Dijelaskan Dedi Mulyadi, pengangkatan direktur rumah sakit bukan dari tenaga medis adalah tidak sah karena telah menyalahi UU yang ada.
“Pengangkatan dirut RSUD Kerinci tidak sah karena bukan dari tenaga medis, seperti yang tertera di UU tentang rumah sakit nomor 44 yang menyatakan jabatan direktur RS harus dari tenaga medis, ” ujar Dedi, Kamis 15 September 2016 di kantor KPU Provinsi Jambi.

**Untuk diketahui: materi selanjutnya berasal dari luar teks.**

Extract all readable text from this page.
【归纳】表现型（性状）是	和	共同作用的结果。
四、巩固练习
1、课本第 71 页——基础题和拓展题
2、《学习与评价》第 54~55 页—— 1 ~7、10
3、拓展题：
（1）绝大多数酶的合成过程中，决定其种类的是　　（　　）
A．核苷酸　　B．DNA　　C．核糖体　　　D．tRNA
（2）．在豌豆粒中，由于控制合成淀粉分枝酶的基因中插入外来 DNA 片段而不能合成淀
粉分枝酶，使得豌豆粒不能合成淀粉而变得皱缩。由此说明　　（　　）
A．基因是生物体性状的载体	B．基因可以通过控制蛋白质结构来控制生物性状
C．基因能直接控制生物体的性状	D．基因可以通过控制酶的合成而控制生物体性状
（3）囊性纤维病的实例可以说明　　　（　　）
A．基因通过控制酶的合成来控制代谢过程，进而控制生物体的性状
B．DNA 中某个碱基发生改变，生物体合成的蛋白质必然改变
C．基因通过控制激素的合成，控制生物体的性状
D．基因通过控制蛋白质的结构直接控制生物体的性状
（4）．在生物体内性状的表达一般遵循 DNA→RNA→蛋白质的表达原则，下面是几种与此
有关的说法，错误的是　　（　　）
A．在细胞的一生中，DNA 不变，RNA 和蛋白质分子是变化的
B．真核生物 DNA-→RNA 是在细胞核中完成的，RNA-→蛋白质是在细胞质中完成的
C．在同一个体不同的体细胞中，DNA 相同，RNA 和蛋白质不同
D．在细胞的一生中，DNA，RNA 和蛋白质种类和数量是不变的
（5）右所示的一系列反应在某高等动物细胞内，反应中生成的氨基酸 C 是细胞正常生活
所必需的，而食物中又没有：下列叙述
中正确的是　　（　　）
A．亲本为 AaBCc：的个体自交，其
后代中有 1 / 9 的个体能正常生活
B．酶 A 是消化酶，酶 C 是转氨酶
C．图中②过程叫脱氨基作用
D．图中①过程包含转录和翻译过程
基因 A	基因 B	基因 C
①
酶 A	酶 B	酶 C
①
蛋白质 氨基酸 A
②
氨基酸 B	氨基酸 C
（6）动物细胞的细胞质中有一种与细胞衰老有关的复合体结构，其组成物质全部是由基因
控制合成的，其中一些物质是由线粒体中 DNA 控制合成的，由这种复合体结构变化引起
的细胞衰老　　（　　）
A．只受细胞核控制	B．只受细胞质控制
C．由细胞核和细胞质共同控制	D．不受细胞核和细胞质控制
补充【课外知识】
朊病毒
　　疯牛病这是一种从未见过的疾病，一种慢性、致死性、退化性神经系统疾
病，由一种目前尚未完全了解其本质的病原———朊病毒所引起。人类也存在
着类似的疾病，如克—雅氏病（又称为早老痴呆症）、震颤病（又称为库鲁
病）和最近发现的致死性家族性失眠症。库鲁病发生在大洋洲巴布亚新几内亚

Dilanjutkannya, IDI Wilayah Jambi telah melakukan gugatan ke Pengadilan Tata Usaha Negara (PTUN) Jambi terkait pengangkatan Direktur RSUD Kerinci oleh Bupati Kerinci karena dinilai telah menyalahi aturan rumah sakit.

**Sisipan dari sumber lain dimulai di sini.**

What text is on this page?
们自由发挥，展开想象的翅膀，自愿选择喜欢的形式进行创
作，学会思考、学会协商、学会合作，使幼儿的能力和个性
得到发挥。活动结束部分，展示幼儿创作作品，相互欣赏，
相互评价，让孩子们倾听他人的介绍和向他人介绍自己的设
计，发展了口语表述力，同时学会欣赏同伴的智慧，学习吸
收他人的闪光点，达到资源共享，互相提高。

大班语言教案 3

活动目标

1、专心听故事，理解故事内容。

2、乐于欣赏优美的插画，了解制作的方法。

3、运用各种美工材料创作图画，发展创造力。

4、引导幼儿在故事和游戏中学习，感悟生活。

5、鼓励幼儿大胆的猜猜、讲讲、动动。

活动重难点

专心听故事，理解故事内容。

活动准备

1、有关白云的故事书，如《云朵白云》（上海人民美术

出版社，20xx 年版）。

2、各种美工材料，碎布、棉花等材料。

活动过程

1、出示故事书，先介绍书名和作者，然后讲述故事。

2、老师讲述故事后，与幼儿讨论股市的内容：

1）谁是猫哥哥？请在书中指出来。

“IDI telah menggugat Bupati Kerinci ke PTUN Jambi dan Medan, dan hasilnya putusan PTUN Medan menguatkan putusan PTUN Jambi nomor 11/2015/ptun/jbi tanggal 4 Februari 2016 yang menyatakan pengangkatan Direktur RSUD Kerinci yang bukan tenaga medis tidak sah ” jelas Dedi.
Ditambahkannya, karena telah menyalahi aturan tentang rumah sakit, IDI Jambi meminta kepada Bupati Kerinci agar mengikuti aturan yang ada, dan meluruskan masalah ini mengikuti peraturan UUD yang ada.
Menurut Dedi, memang pengangkatan itu hak prerogatif bupati, tapi walaupun dia bupati kalau tidak mengikuti Undang undang yang ada berarti dia menyalahi aturan.
“Dirut yang sekarang dari apoteker bukan tenaga medis. ” pungkas Dedy
Diketahui, Direktur RSUD Kerinci, Sofyan ,yang sampai saat ini masih aktif adalah seorang Apoteker bukan dari tenaga medis.